PPI includes all the transacted units from property new launches sold at ‘future prices’ by the developers. It also encompasses resale units from relatively new projects that are able to sell at higher prices. There are relatively few transactions from projects that are 15, 20 years or even older. After all, with so many new launches coming up every quarter, who cares about such old developments?
What goes up must come down
It is naïve to believe that prices can rise indefinitely. The market never goes up or down forever. It is destined to change course at a certain point of time.
Nothing can defy the law of gravity: If you drop a ball from a height, it will bounce back from the ground and reach for the sky again. And the higher it bounces, the nearer to the point where you will see the ball falling again.
Forget the sales talk about how property prices can only go up, how property investors always prosper in the long-term, and how this time is going to be different.
The Japanese property bubble that burst in the late 1980s started two lost decades (and still counting). The question is: How long are you prepared to wait to see the resurrection of your purchase price?
How history repeats itself
Many people are asking: What will happen to the Singapore property market?
If you want to understand the financial markets and how it will turn out, don’t study economics or finance. You should delve into history. For history doesn’t only show you how to read the present, it also tells you the future from the past.
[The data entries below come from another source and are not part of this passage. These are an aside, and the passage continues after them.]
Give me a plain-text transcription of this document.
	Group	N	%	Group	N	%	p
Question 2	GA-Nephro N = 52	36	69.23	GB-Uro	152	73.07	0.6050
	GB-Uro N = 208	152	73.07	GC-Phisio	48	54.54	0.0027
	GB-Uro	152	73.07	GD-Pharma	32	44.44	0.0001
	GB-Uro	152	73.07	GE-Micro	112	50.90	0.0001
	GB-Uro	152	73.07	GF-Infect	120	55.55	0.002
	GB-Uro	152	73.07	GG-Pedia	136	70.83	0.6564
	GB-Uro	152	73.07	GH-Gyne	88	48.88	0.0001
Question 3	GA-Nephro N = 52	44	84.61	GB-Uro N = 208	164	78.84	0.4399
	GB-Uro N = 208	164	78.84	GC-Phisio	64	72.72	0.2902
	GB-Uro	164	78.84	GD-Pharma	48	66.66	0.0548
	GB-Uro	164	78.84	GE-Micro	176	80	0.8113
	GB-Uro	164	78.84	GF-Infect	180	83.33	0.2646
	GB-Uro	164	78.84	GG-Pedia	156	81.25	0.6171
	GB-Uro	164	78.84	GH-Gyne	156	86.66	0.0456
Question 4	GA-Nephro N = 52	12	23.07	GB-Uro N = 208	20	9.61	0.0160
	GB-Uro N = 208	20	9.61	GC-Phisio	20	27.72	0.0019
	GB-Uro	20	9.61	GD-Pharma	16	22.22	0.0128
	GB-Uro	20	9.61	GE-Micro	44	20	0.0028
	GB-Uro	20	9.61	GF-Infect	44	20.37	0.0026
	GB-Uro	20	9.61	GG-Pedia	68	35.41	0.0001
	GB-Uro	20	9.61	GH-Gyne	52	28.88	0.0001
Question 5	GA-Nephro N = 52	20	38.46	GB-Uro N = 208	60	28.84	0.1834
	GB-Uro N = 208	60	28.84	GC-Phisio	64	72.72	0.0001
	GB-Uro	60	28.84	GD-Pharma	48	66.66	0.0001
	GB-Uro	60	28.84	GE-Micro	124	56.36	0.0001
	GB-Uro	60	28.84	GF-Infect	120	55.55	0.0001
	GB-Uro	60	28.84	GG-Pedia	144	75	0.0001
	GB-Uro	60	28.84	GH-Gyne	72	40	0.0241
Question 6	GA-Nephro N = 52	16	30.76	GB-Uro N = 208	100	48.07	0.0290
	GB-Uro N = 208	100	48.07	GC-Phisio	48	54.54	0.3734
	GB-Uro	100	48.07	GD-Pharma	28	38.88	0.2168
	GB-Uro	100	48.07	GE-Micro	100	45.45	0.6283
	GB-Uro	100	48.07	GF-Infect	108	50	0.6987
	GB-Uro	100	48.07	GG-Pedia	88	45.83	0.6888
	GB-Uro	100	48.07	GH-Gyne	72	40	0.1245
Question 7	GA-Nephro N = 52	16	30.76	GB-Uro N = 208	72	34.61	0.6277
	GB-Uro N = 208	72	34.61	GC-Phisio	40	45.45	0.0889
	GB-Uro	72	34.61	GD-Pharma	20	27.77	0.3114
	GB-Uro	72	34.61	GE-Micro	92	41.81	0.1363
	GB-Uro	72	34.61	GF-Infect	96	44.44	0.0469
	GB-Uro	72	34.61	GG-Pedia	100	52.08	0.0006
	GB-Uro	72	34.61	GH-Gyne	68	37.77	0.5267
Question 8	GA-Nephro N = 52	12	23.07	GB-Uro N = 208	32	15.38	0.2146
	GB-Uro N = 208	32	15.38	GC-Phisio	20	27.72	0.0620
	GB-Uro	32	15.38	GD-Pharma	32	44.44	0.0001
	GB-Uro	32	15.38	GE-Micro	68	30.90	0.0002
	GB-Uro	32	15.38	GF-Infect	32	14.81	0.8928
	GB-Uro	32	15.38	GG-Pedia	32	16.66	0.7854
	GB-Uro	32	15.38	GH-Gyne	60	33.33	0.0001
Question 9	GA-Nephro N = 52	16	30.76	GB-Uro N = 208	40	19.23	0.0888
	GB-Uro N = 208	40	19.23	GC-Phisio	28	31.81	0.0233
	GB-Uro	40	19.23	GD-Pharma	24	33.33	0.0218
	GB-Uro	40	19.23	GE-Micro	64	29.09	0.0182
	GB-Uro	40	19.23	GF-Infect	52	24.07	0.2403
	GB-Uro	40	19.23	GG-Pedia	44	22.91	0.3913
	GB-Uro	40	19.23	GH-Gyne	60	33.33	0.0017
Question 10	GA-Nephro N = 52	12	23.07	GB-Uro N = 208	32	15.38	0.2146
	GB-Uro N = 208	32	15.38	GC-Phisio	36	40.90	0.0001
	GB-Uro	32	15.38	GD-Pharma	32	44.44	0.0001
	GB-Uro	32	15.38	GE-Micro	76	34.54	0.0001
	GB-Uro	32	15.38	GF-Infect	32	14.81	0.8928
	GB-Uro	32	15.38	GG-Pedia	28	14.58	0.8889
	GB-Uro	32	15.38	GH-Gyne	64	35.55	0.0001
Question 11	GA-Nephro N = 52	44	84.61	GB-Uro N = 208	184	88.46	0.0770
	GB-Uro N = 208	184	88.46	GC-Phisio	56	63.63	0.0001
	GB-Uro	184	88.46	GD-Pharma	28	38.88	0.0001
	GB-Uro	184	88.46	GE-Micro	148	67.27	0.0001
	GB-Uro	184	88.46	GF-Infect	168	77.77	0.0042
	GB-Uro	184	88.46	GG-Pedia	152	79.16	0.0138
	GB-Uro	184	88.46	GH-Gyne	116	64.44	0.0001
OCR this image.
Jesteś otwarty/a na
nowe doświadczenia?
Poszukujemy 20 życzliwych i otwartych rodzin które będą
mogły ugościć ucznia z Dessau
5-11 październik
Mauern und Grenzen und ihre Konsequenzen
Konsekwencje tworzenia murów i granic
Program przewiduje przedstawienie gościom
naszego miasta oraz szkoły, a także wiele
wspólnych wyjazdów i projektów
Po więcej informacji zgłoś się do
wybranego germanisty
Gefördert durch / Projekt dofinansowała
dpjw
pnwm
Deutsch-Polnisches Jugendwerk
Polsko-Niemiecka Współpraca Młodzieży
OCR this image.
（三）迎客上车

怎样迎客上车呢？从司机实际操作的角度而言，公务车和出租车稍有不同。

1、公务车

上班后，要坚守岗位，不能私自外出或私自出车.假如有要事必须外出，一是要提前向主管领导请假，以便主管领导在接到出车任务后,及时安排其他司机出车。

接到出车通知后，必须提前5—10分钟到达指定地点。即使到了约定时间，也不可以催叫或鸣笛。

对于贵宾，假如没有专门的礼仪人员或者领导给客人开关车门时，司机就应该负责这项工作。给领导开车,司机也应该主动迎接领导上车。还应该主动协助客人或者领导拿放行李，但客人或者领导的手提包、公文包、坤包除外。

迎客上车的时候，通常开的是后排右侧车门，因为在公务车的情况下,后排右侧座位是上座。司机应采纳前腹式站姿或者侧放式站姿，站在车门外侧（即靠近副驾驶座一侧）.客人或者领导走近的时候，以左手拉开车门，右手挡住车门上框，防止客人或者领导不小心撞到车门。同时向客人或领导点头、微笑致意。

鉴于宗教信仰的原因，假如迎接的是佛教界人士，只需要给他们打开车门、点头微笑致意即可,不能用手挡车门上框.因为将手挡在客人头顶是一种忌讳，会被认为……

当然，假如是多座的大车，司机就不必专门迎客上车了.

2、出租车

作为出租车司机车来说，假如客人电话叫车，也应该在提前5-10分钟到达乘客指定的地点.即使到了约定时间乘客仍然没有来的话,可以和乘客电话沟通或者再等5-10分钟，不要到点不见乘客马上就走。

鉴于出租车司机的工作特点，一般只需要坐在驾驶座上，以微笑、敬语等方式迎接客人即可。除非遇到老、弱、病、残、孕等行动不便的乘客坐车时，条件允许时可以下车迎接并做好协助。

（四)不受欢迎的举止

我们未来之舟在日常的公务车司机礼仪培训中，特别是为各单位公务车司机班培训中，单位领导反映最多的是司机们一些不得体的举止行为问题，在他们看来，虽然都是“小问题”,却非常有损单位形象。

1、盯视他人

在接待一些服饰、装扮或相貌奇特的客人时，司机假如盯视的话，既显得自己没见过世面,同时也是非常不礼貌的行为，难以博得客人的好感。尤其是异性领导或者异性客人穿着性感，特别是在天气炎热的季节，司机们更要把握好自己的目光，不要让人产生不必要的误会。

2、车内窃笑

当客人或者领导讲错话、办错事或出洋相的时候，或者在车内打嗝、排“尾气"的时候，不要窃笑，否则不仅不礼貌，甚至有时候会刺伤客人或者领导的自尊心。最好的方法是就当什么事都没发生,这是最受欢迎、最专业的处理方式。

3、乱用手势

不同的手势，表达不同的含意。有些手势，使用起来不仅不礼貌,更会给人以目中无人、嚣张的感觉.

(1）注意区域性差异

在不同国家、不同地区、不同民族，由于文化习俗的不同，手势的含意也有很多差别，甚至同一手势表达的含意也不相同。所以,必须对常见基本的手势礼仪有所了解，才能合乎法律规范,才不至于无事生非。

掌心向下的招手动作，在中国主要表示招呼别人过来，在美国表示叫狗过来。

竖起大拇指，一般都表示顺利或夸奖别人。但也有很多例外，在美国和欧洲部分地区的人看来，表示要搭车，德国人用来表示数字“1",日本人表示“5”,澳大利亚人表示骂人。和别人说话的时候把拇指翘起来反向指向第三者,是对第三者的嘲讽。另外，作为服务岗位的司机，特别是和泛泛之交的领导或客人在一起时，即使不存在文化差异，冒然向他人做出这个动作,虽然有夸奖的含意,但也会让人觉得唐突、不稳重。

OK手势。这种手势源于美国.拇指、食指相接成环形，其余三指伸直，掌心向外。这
Don’t just look at the name and date of a historical event. Read the details. You will find that there are many lessons to be learnt because there are so many up and downs in the history of the property industry.
If the history of Singapore is not long enough, look outside the country. Look at what has happened in the property markets in any country in Asia, US or Europe.
If the property market has not given you too many hints, you can look outside of real estate to study the history of different market bubbles. We have experienced many booms in our history: the railway industry in the 1840s, the commodity market in the early 1970s, technology stocks in the late 1990s, and the US housing market in the 2000s. These booms all developed into speculative manias, before they finally collapsed and caused an economic upheaval.
Technology evolves over time. Things change in the long run. But the ignorance and greed of human nature remain the same.
Once you understand the past, you can explain why things are where they are now. Once you know what is going on at present, it is not difficult to tell what will happen in the near future.
Stay calm, be intact
I am not a doomsayer. But please keep in mind that:
When the market is hot, there is no need to be too excited. Likewise, when the market is gloomy, it is not necessary to be too pessimistic.
Buy new launch projects before prices go up again?
All overseas properties promise handsome profit?
Any time is a good time to buy property?
Property prices will always go up?
Property is a safe investment for the long-term?
Whenever you hear people making these statements, you don’t even bother to argue. You can just keep quiet and smile.